Redemoinho,
de Dennis Villeneuve
Maelström, Canadá,
2000
Começa o filme.
Fotografia estourada, e altamente estilizada. Um peixe falante introduz
a história enquanto é trucidado. Musiquinha "cool" embala
cena dramática. Narração em off contextualiza
e declama belas frases. Aparecem intertítulos com dizeres filosóficos
sobre a trama. Não há dúvida: você está
num filme moderninho, num cult de encomenda. Corra para as portas
enquanto há tempo!!! Para os com alguma quilometragem em Mostras,
o filme é canadense, supostamente densíssimo, quando na
verdade com uma alfinetada explodiria seu balão de ensaio cheio
de ar e pose. Ou seja: é um filme de Jeremy Podeswa, autor dos
inesquecíveis Eclipse e, principalmente, Os Cinco Sentidos.
Não, não é um filme de Podeswa, mas é quase.
Marquem o nome do rapaz, Villeneuve, e fujam dele.
A não ser é
claro que vocês gostem de Podeswa, e tem muita gente que gosta.

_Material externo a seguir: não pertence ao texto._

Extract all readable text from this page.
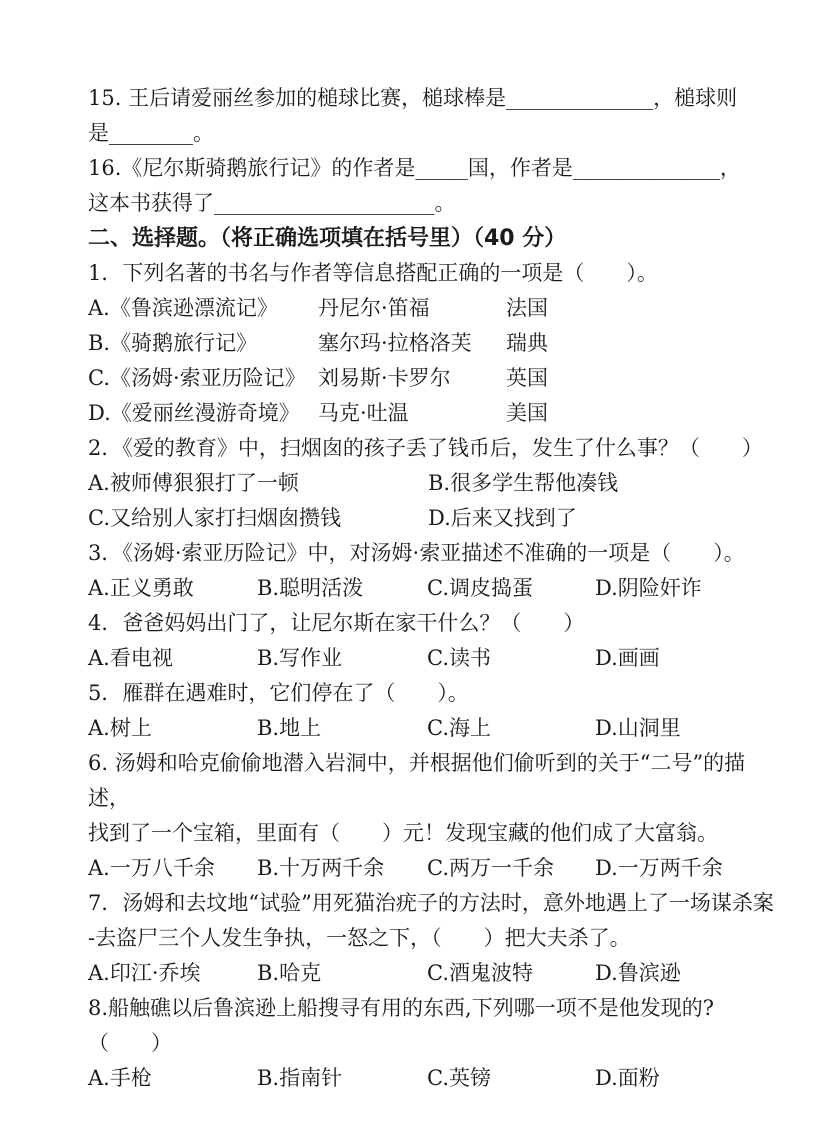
15. 王后请爱丽丝参加的槌球比赛，槌球棒是______________，槌球则
是________。
16.《尼尔斯骑鹅旅行记》的作者是_____国，作者是______________，
这本书获得了_____________________。
二、选择题。（将正确选项填在括号里）（40 分）
1．下列名著的书名与作者等信息搭配正确的一项是（　　）。
A.《鲁滨逊漂流记》	丹尼尔·笛福	法国
B.《骑鹅旅行记》	塞尔玛·拉格洛芙	瑞典
C.《汤姆·索亚历险记》 刘易斯·卡罗尔	英国
D.《爱丽丝漫游奇境》 马克·吐温	美国
2．《爱的教育》中，扫烟囱的孩子丢了钱币后，发生了什么事？（　　）
A.被师傅狠狠打了一顿	B.很多学生帮他凑钱
C.又给别人家打扫烟囱攒钱	D.后来又找到了
3．《汤姆·索亚历险记》中，对汤姆·索亚描述不准确的一项是（　　）。
A.正义勇敢	B.聪明活泼	C.调皮捣蛋	D.阴险奸诈
4．爸爸妈妈出门了，让尼尔斯在家干什么？（　　）
A.看电视	B.写作业	C.读书	D.画画
5．雁群在遇难时，它们停在了（　　）。
A.树上	B.地上	C.海上	D.山洞里
6. 汤姆和哈克偷偷地潜入岩洞中，并根据他们偷听到的关于“二号”的描述，
找到了一个宝箱，里面有（　　）元！发现宝藏的他们成了大富翁。
A.一万八千余	B.十万两千余	C.两万一千余	D.一万两千余
7．汤姆和去坟地“试验”用死猫治疣子的方法时，意外地遇上了一场谋杀案
-去盗尸三个人发生争执，一怒之下，（　　）把大夫杀了。
A.印江·乔埃	B.哈克	C.酒鬼波特	D.鲁滨逊
8.船触礁以后鲁滨逊上船搜寻有用的东西,下列哪一项不是他发现的?（　　）
A.手枪	B.指南针	C.英镑	D.面粉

É o cinema de grife, o cinema que vende a cada plano uma enorme
sofisticação, que quer fazer o espectador se sentir mais
inteligente por estar vendo um belo exemplar cinematográfico. Esqueça-se
só de incluir aí qualquer interesse humano, qualquer emoção
verdadeira, qualquer intenção urgente do realizador. Ele
não quer contar uma história, quer é mostrar como
sabe fazer um filme bonito. E o filme é bonito, bonito como qualquer
comercial na TV. Aliás, tem vários ao longo do filme: de
carro, de aspirador de pó, de roupas, de celular. O cinema destes
rapazes é resumido assim: o ser humano é pouco mais do que
um vaso. Sua função em cena é deixar o quadro o mais
bonito possível, só isso. Compor um enquadramento, como
um objeto de cenário.
O título em
português inclusive podia se chamar Amores Peixes, por quê
não? É só trocar a luz quente do México pela
luz fria do Canadá, trocar uma temática social-miserável
por uma de miséria-pessoal-burguesa, e trocar cachorrinhos por
peixinhos. De resto a fórmula é a mesma: use os animaizinhos
aleatoriamente para fazer várias histórias se cruzarem,
faça com que a narrativa vá e venha no tempo e mostre eventos
duas vezes sob dois ângulos, e acima de tudo ilumine, enquadre e
mova a câmera de forma que cada plano seja um filme genial em si.
Pronto. Os personagens, a honestidade, a história, o moralismo?
Ah, ninguém vai perceber que não existem, de tão
embevecidos com o talento e a genialidade do nosso "storyteller".
Este cinema é
isso: importa menos o que está na frente da câmera do que
o talento de quem está por trás. É um filme sobre
o diretor, o fotógrafo, o diretor de arte, o trilheiro. Ah, mas
até aí todo uma linha de cinema referencial como o de Tarantino
e Lynch seria também dispensável, certo? Errado, porque
o cinema destes e outros tem a coragem de se assumir como artificial,
como do domínio puro e simples da imagem e do som, como ilusões.
Aqui não, devemos estar embevecidos porque supostamente há
algo de muito "humano", de importante acontecendo na tela. Não
há. A dor de ser humano, de estar vivo não serve a estes
filmes. Precisa ser a dor sublime, a dor com a luz certa nos cabelos penteados,
a dor com a trilha exata. A dor que não deprime a platéia,
e sim a maravilha com sua beleza. Como deve ser bom sofrer como estes
personagens, viver sua vida. Eu também quero. Trata-se do cinema
mais calhorda feito no mundo hoje, esteticamente falando. É um
engodo, e um engodo que vende. Parabéns pra eles. Corta.